A Responsabilidade Humana Integral
Na Nova Era, não há mais espaço para delegações inconscientes. O homem está por conta do Homem. Isso significa:
- Responsabilidade emocional: cuidar da própria saúde psíquica, cultivar vínculos saudáveis, compreender as emoções como bússolas.
- Responsabilidade social: atuar com justiça, solidariedade e consciência de classe; entender-se parte de um tecido coletivo.
- Responsabilidade espiritual: buscar sentido, não em dogmas, mas na experiência direta com o mistério da vida e no serviço ao bem comum.

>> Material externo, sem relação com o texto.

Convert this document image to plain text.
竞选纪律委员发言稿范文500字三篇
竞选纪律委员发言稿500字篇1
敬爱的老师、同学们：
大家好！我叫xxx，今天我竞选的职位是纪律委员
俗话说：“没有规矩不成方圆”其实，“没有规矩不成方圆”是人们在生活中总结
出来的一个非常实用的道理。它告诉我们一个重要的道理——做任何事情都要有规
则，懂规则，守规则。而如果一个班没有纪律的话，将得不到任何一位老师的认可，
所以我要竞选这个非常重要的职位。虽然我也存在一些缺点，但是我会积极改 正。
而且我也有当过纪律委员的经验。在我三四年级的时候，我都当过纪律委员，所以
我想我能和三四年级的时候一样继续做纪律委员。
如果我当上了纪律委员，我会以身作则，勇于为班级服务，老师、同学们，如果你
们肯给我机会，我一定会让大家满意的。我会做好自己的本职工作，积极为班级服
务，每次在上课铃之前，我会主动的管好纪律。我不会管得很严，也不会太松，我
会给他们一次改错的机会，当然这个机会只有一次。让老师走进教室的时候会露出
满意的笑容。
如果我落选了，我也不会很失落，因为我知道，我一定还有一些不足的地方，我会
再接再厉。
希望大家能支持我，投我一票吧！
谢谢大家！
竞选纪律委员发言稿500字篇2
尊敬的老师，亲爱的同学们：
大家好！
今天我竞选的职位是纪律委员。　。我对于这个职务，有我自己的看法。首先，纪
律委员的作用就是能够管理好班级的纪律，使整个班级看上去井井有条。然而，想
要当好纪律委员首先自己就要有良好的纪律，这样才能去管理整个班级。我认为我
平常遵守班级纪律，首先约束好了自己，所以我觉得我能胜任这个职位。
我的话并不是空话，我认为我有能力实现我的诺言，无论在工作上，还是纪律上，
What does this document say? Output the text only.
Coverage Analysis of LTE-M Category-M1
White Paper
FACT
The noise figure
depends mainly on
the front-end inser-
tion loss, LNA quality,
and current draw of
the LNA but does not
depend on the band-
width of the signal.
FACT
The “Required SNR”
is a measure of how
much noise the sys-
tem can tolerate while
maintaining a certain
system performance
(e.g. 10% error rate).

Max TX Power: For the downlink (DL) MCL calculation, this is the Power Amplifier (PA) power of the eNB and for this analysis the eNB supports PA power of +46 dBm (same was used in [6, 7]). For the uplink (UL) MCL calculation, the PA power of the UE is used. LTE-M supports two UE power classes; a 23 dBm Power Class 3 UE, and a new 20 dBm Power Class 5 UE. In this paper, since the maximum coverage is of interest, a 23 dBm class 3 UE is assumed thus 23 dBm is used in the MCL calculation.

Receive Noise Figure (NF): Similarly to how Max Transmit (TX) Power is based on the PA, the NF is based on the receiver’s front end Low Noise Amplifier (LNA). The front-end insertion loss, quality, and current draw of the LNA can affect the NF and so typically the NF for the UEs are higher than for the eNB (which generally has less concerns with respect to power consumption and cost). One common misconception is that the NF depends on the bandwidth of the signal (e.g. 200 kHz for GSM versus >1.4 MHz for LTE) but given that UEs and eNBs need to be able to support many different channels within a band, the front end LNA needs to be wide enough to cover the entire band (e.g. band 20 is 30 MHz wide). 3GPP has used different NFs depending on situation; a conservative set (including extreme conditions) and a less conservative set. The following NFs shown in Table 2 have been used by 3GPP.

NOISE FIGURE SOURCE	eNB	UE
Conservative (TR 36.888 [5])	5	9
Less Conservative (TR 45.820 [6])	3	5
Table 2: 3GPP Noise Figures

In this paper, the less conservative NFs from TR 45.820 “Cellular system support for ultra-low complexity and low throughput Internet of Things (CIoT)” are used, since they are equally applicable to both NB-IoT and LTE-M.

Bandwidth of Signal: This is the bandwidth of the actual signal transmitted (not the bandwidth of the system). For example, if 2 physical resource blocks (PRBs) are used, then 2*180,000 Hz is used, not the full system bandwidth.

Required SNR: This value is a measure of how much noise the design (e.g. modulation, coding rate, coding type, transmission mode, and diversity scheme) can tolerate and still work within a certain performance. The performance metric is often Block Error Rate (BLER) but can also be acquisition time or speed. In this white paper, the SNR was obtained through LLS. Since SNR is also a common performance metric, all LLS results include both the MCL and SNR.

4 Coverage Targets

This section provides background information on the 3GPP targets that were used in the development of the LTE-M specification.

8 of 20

- Responsabilidade ecológica: agir com reverência diante da Terra, rompendo com a lógica do consumo predatório.
Um Chamado à Consciência
A Nova Era não virá de fora. Ela já está dentro de nós, esperando ser despertada. O mundo está se transformando — e essa transformação pede de nós coragem, lucidez e coração.
Como afirmou Edgar Morin:
“A via do futuro é a via da metamorfose. Não é uma revolução no sentido tradicional, mas uma transformação profunda, interna e externa, individual e coletiva.”
Somos chamados a participar dessa metamorfose. Não mais como espectadores, mas como coautores do mundo que queremos ver nascer.